The bankruptcy of MF Global has attracted a lot of attention on the internet, for obvious reasons. It seems that its head, former New Jersey Senator and Governor Jon Corzine, was not a popular man with, well, pretty much anyone. (And having had him speak at my business-school graduation, I can see why.) The unholy glee in his fall has been surprisingly well distributed across the many corners of the internet.
But I held off–in part because I was mired in that somewhat excessive post on elites and expectations, and in part, because I wasn’t sure exactly what to say. It seemed a shame to kick a man when he was down. But the execution of the bankruptcy seemed to have gone pretty smoothly. Absent worries that this was the start of the second US banking panic, a la 1932, I didn’t have much to say.
Well, that was yesterday morning. Today, as Jeffries denies that it’s the next MF Global, the process starts to look less smooth. And breaking news reveals that the reason that MF Global couldn’t sell the company, and had to file for bankruptcy instead, is that a potential buyer allegedly discovered that they’d been intermingling client accounts and company funds:
MF Global Holdings Ltd, the futures broker that filed for bankruptcy protection on Monday, did not separate its customers’ accounts from the firm’s funds as required by law, its main exchange regulator said on Tuesday.

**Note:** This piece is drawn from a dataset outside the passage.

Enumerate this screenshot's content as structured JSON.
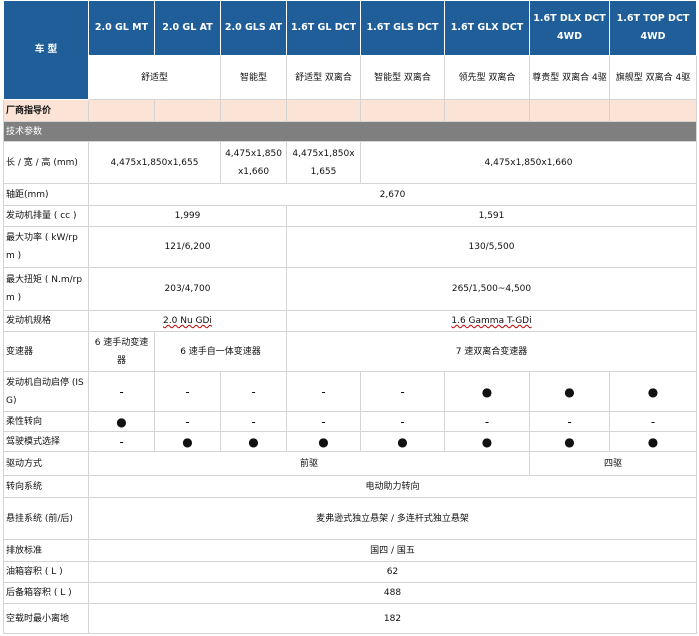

“CME has determined MF Global is not in compliance with Commodity Futures Trading Commission and CME customer segregation requirements,” CME Group Inc Chief Executive Craig Donohue said. Futures brokers must keep customer accounts separate from each other and from the firm’s own money.
This is not some minor regulatory infraction. At least as I understand the law, this is the regulatory equivalent of a felony offence. No wonder the buyer bolted.
Of course, it’s too early to know how much to make of this. There’s a basically benign interpretation, which is that MF Global was guilty of nothing more than sloppy bookkeeping and poor management. This would have been a minor but probably resolvable issue in the context of a normal sale–but since MF Global was in trouble and needed to sell itself off before markets open on Monday, there simply wasn’t time to prove that the problems were small and easily resolved.
There’s also a really, really bad explanation, which is that MF Global had been dipping into client accounts in order to cover losses at the firm. If that’s the case, then I assume that someone–maybe even top management–goes to jail. As well they should. Brokers who filch client funds violate both the law and their moral duties to their clients–and they endanger a system which relies heavily on trust.
But as I say, it’s too early to tell which category this falls into. One thing, however, is safe to say: the cloud over Corzine’s latest failed venture just got bigger and blacker.